You might have trouble locating the gray putty at the big boxes or even your local hardware stores. Call a couple of local glass suplly stores. You know, the ones yousee installing store fronts.
Dave
And here I thought I was all set. Thanks for the info on the putty. I've never seen it for sale so I just ordered some DAP 1012 glazing compound online.
I haven't done those windows yet and I might not, but I have a question about that DAP 1012 glazing compound.
I experimented with it when I got about 2 months ago. The stuff still hasn't hardened. It's hardened a little, but it's sort of like a firm clay and it breaks apart very easy. It's been in my basement where it's about 65°. If 2 months isn't enough time, I don't see how it's ever going to work.
Does this stuff go bad? Could I have gotten an old batch?
It skins over but stays soft for a LONG time. Thats why I went with solid stops this past summer. That and I hate putty.Spheramid Enterprises Architectural Woodworks
"Success is not spontaneous combustion, you have to set yourself on Fire"
The old stuff is probably putty, which is whiting and linseed oil. Glazing compound is more flexible, that old putty is very hard. All advice so far is right on, but for the best job you will want to prime the frame with metal primer, compound does not stick to rusty metal. Also, the spring clips will seat next to the glass and you have to allow space for that, or the glass will break. Allow 1/8 to 3/16 clearance total. A lot of times the glass has broken because rust has pushed the clips hard against the glass so you really need a little expansion room.
Forgot that one myself.
I reglazed over 250 lites in steel sashes about 30 years ago. I had to remove an equal number of lites with that old chicken wire in it. It was a bear of a job for me as a novice, so I hired an old painter that had done lifetime of painting and glazing. We did pretty good for two days, then I loaned him $5 for lunch..... How was I supose to know the bootlegger was only a Block down the street? Didn't see the guy for two months. Thats when he sobered up and remembered I owed him two days wages :)
Dave
It was way too cold to do those windows as originally scheduled, so we postponed it. In the meantime, the customer had me do some other work at her house so I had a chance to get a much better look at those steel basement windows.
What a mess!
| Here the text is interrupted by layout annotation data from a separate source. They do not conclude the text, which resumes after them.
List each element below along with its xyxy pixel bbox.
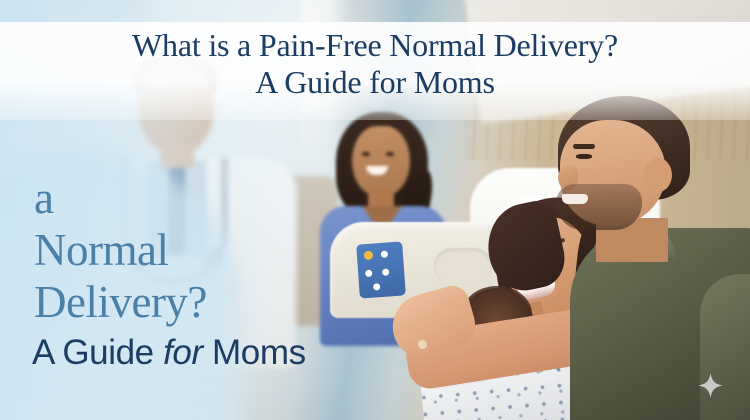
feature-subtitle: A Guide for Moms (32, 333, 306, 373)
feature-line-2: Normal (34, 224, 207, 276)
subtitle-prefix: A Guide (32, 333, 163, 372)
article-hero-banner: What is a Pain-Free Normal Delivery? A G… (0, 0, 750, 420)
subtitle-suffix: Moms (203, 333, 306, 372)
feature-heading: a Normal Delivery? (34, 172, 207, 328)
subtitle-emphasis: for (163, 333, 203, 372)
feature-line-1: a (34, 172, 207, 224)
page-title: What is a Pain-Free Normal Delivery? A G… (0, 27, 750, 101)
headline-line-2: A Guide for Moms (0, 64, 750, 101)
feature-line-3: Delivery? (34, 276, 207, 328)
headline-line-1: What is a Pain-Free Normal Delivery? (132, 27, 618, 63)
sparkle-icon (698, 373, 723, 398)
Rusted shut, many broken panes, a dryer vent held with duct tape in one of the broken panes, rusted muntins - almost all the way through in one case. About the only thing in good shape is the old glazing... it figures.
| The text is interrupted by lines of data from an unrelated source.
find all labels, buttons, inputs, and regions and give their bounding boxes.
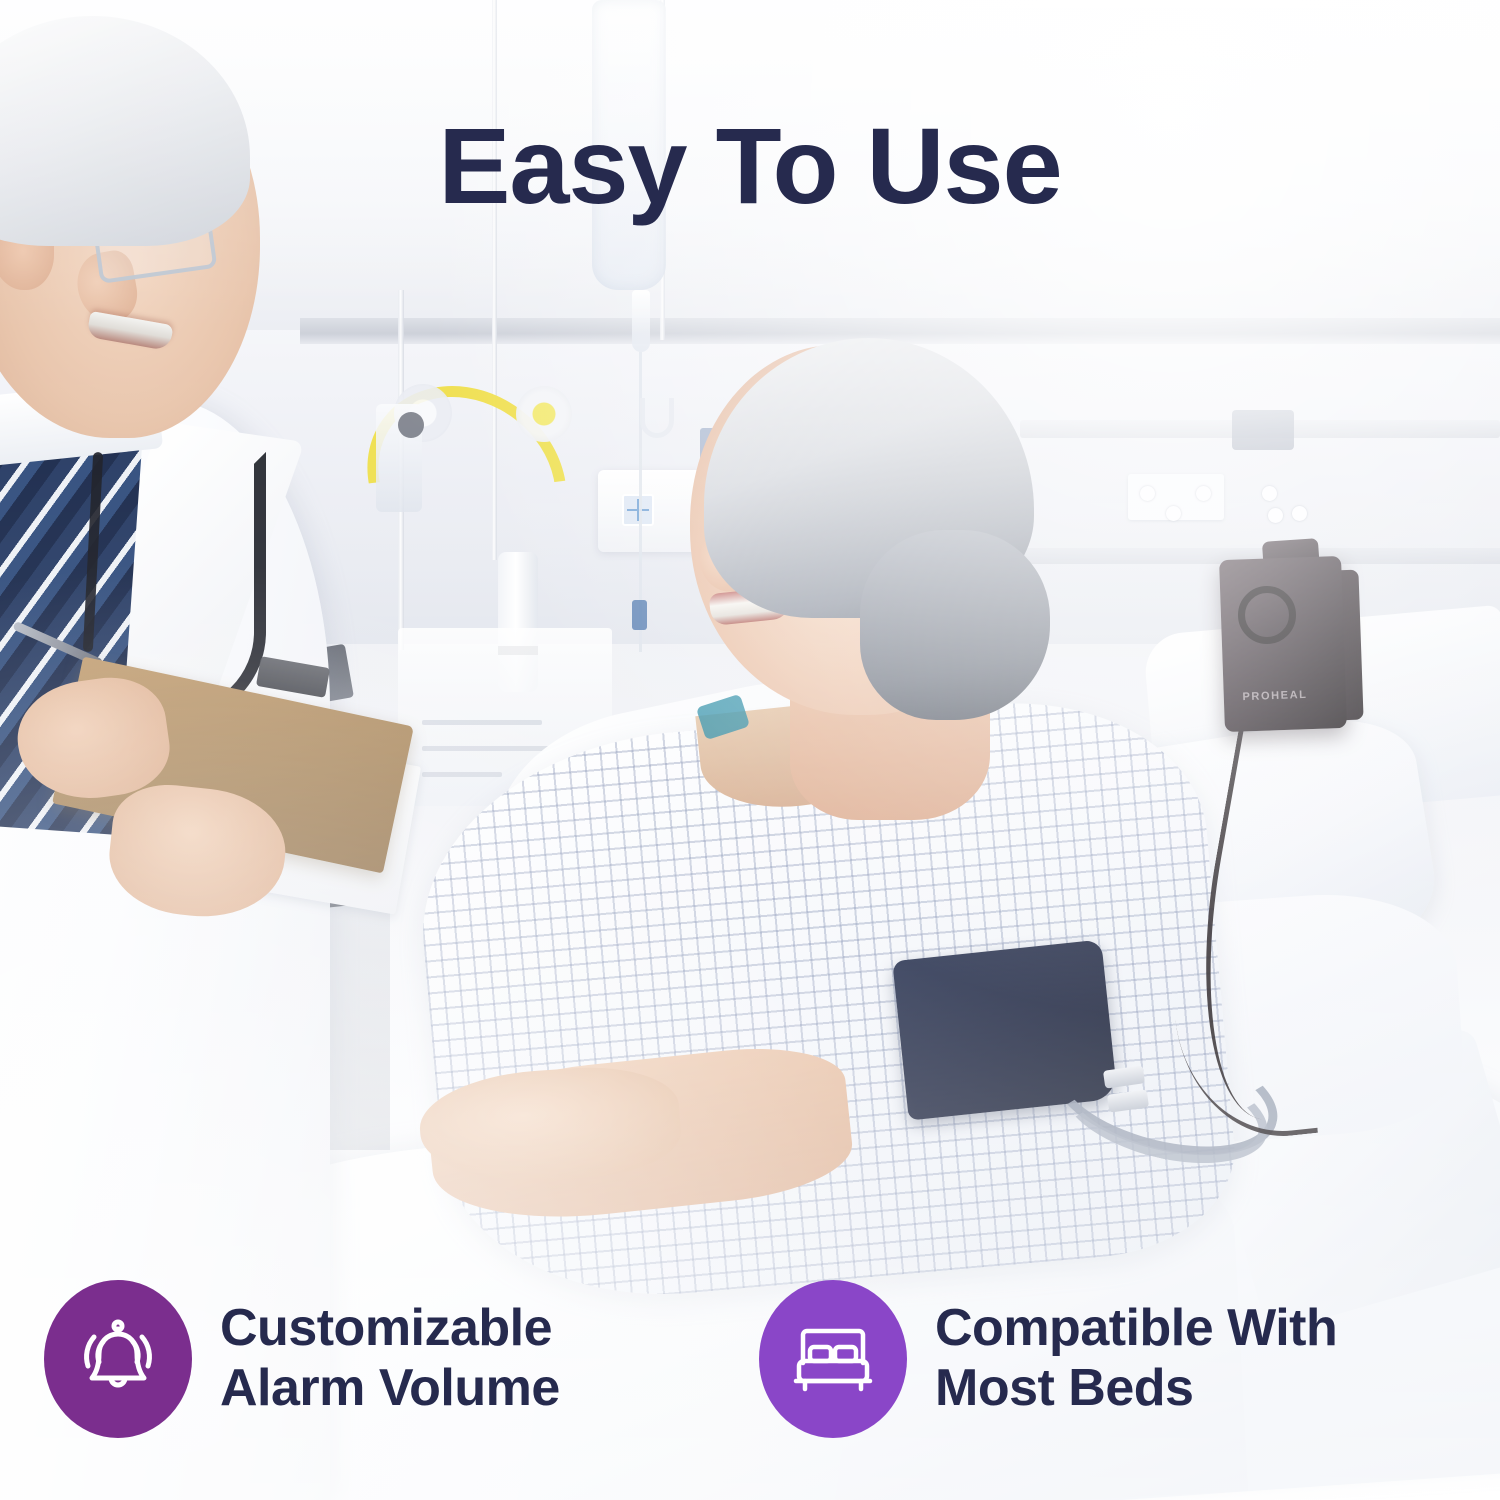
page-title: Easy To Use bbox=[0, 112, 1500, 220]
socket-dot bbox=[1262, 486, 1277, 501]
bed-alarm-device bbox=[1219, 556, 1347, 732]
oxygen-wall-port bbox=[516, 386, 572, 442]
wall-mount-box bbox=[1232, 410, 1294, 450]
product-lifestyle-image: PROHEAL Easy To Use bbox=[0, 0, 1500, 1500]
socket-dot bbox=[1140, 486, 1155, 501]
feature-badge-circle bbox=[759, 1280, 907, 1438]
ringing-bell-icon bbox=[70, 1311, 166, 1407]
feature-item-compatible-with-most-beds: Compatible With Most Beds bbox=[741, 1280, 1456, 1438]
feature-label: Compatible With Most Beds bbox=[935, 1299, 1337, 1419]
feature-item-customizable-alarm-volume: Customizable Alarm Volume bbox=[44, 1280, 741, 1438]
iv-hook bbox=[640, 398, 674, 438]
iv-drip-chamber bbox=[632, 290, 650, 352]
socket-dot bbox=[1166, 506, 1181, 521]
feature-label: Customizable Alarm Volume bbox=[220, 1299, 560, 1419]
patient-hair-back bbox=[860, 530, 1050, 720]
feature-badge-circle bbox=[44, 1280, 192, 1438]
alarm-speaker-icon bbox=[1238, 586, 1296, 644]
feature-list: Customizable Alarm Volume bbox=[0, 1280, 1500, 1438]
socket-dot bbox=[1292, 506, 1307, 521]
iv-line-clip bbox=[632, 600, 647, 630]
bed-icon bbox=[785, 1311, 881, 1407]
socket-dot bbox=[1196, 486, 1211, 501]
socket-dot bbox=[1268, 508, 1283, 523]
panel-indicator bbox=[622, 494, 654, 526]
regulator-knob bbox=[398, 412, 424, 438]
Unless I get a moment of brilliant insight, I think I'm going to suggest that she just get new windows. I think it would be cheaper.
Yup, vinyl hoppers from HD are what 50 bucks each?Spheramid Enterprises Architectural Woodworks
"Success is not spontaneous combustion, you have to set yourself on Fire"
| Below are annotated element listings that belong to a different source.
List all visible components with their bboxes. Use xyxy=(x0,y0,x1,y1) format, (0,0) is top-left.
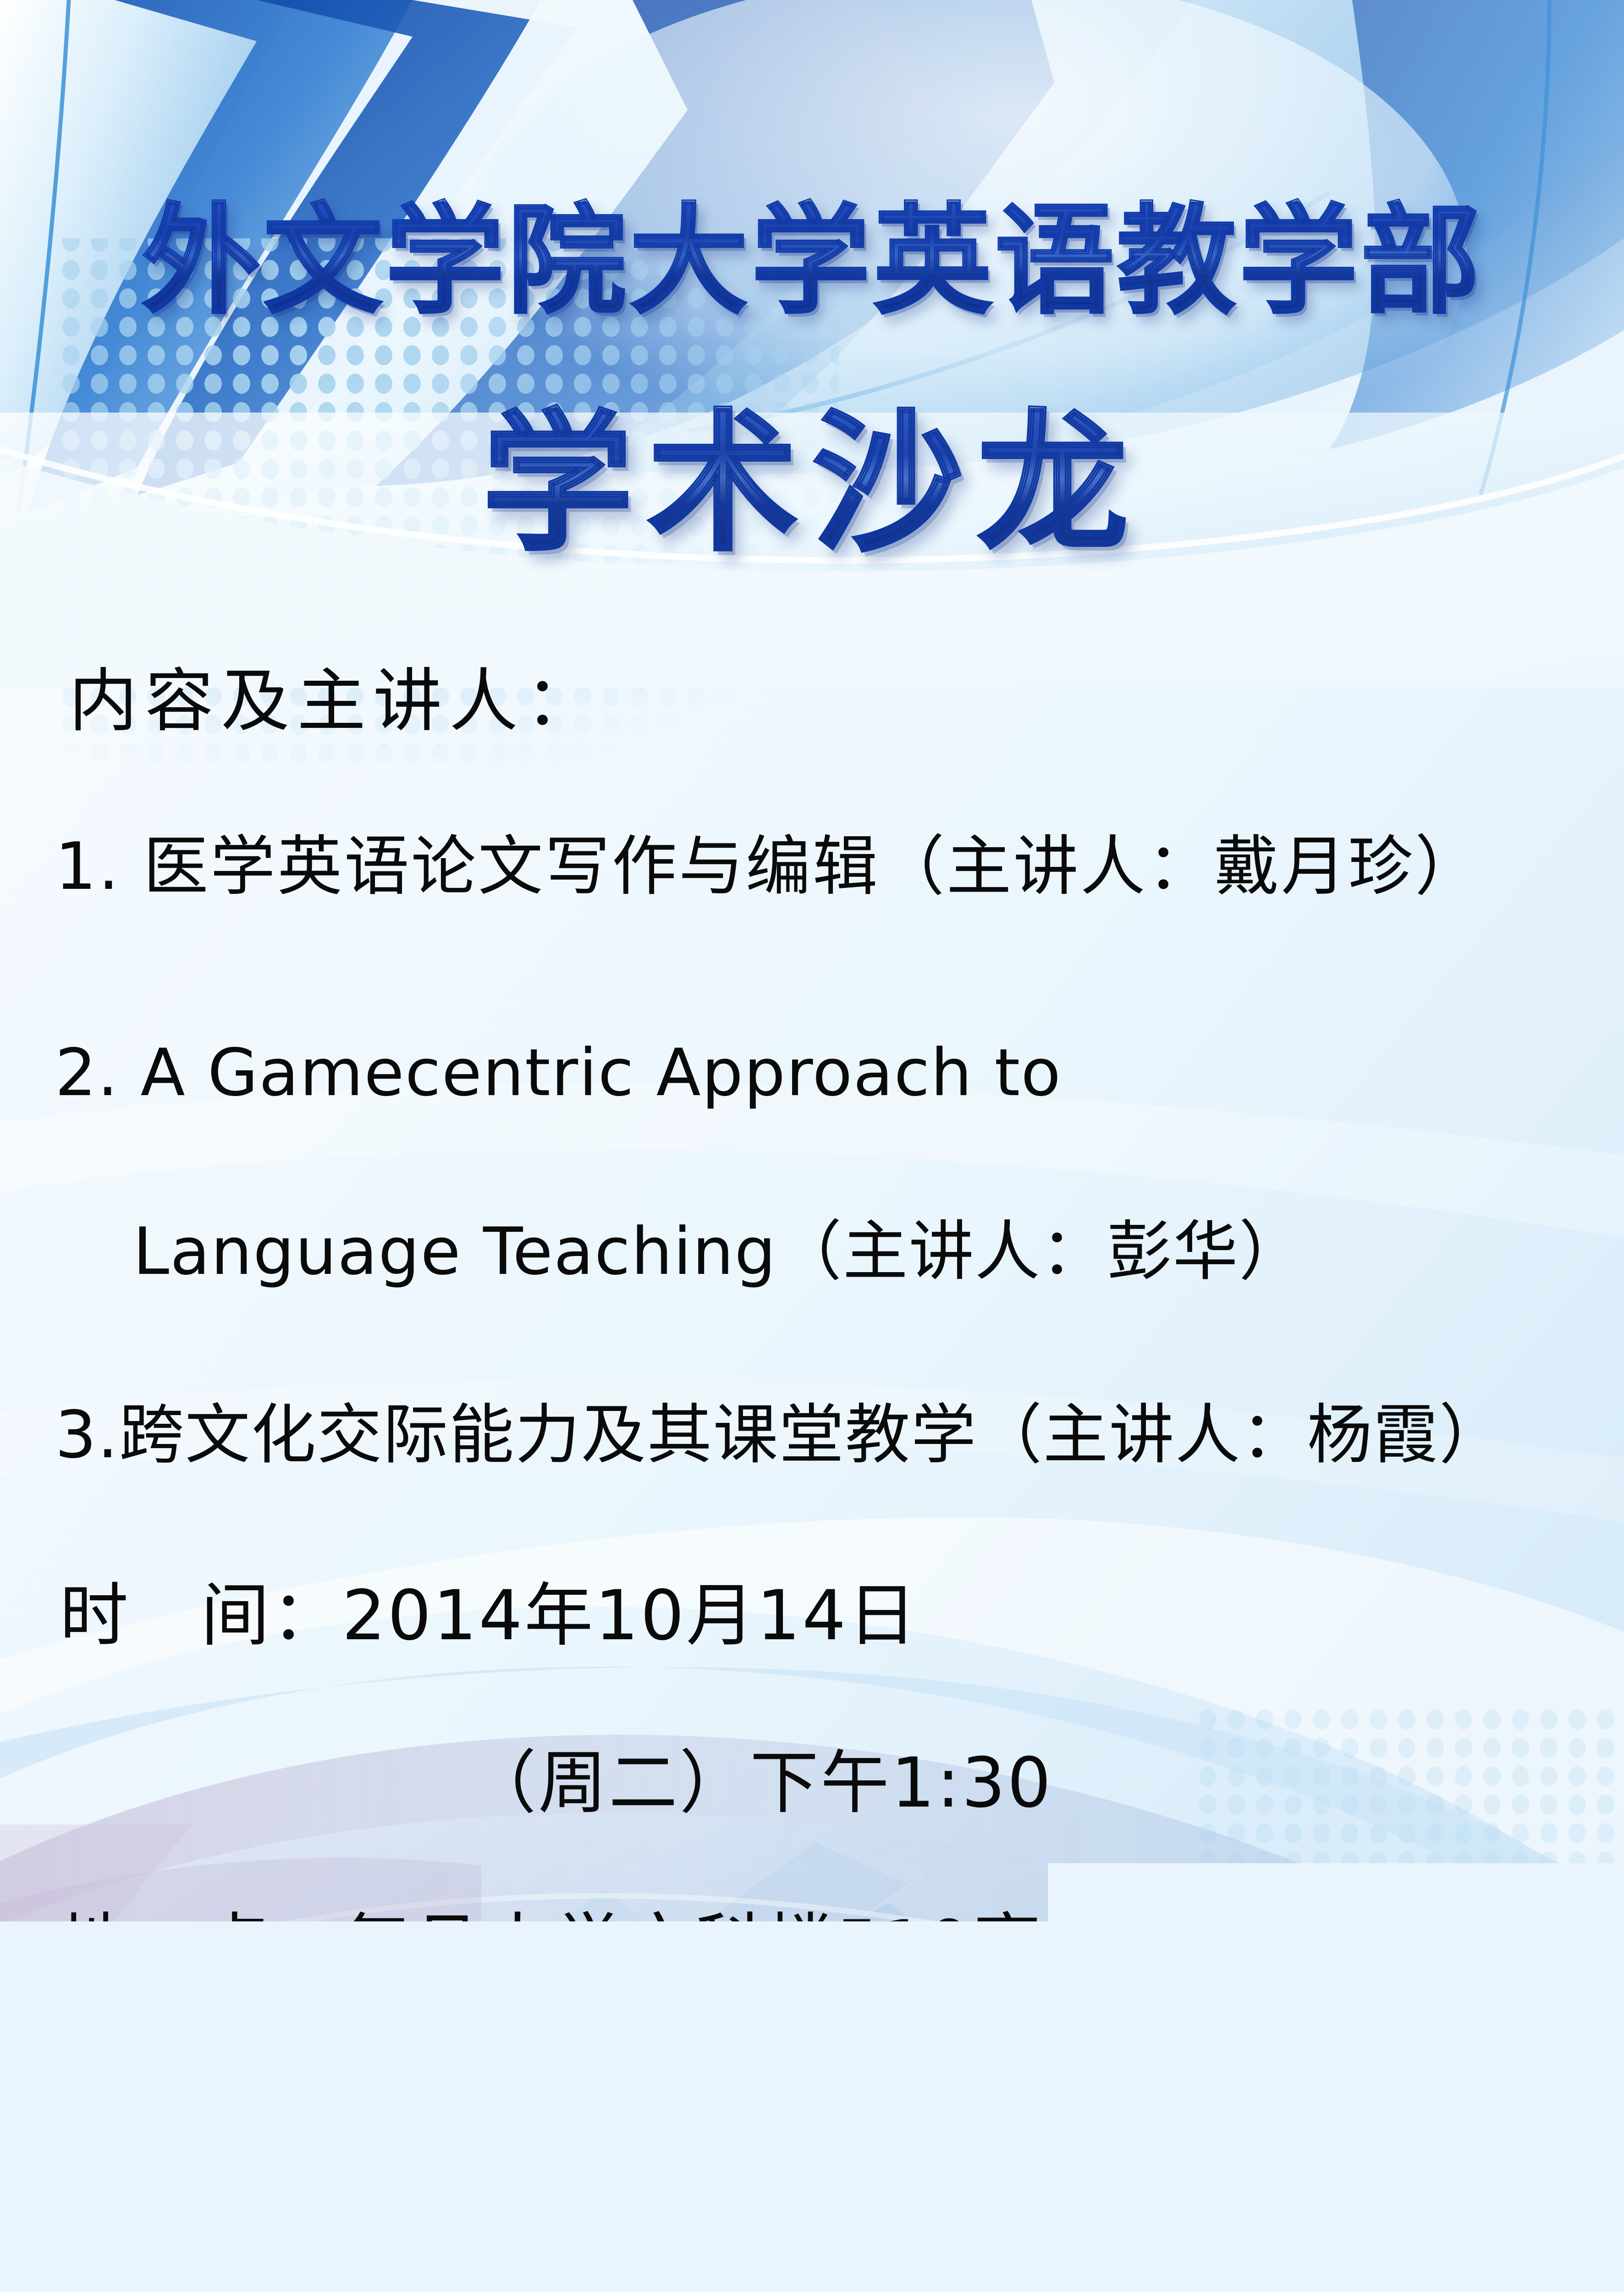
section-heading: 内容及主讲人： xyxy=(69,667,601,736)
event-place: 地 点：复旦大学文科楼510室 xyxy=(60,1912,1043,1980)
agenda-item-2-line-2: Language Teaching（主讲人：彭华） xyxy=(133,1219,1305,1284)
poster-canvas: 外文学院大学英语教学部 学术沙龙 内容及主讲人： 1. 医学英语论文写作与编辑（… xyxy=(0,0,1624,2292)
event-time-line-2: （周二）下午1:30 xyxy=(468,1749,1053,1818)
agenda-item-3: 3.跨文化交际能力及其课堂教学（主讲人：杨霞） xyxy=(55,1403,1505,1468)
poster-title-main: 外文学院大学英语教学部 xyxy=(0,202,1624,321)
agenda-item-1: 1. 医学英语论文写作与编辑（主讲人：戴月珍） xyxy=(55,834,1482,899)
poster-content: 外文学院大学英语教学部 学术沙龙 内容及主讲人： 1. 医学英语论文写作与编辑（… xyxy=(0,0,1624,2292)
poster-title-sub: 学术沙龙 xyxy=(0,408,1624,559)
agenda-item-2-line-1: 2. A Gamecentric Approach to xyxy=(55,1041,1062,1106)
welcome-call-to-action: 欢迎参加！ xyxy=(0,2129,1624,2239)
event-time-line-1: 时 间：2014年10月14日 xyxy=(60,1581,918,1650)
I'll guarantee they wont last as long as those old iron frames.
I gaurantee they won't either. They also won't be such a pita to repair or replace.Spheramid Enterprises Architectural Woodworks
"Success is not spontaneous combustion, you have to set yourself on Fire"
One of the window guys I know was going to get a tool patented to rip them out of the concrete. It was just a slide hammer gizmo, but it worked (did a number on the concrete). Those things are hard to get out.
Most I dealt with slid into a groove in a special block. Came in from above, before sill was bolted on.
Damm near impossible to get the frame out, and marginally easier if ya cut it apart first.Spheramid Enterprises Architectural Woodworks
"Success is not spontaneous combustion, you have to set yourself on Fire"
A lot here are in poured foundations. You can saw em out (very slow) torch em out (not a real good idea) beat em out, and pry em out. Either way, no fun.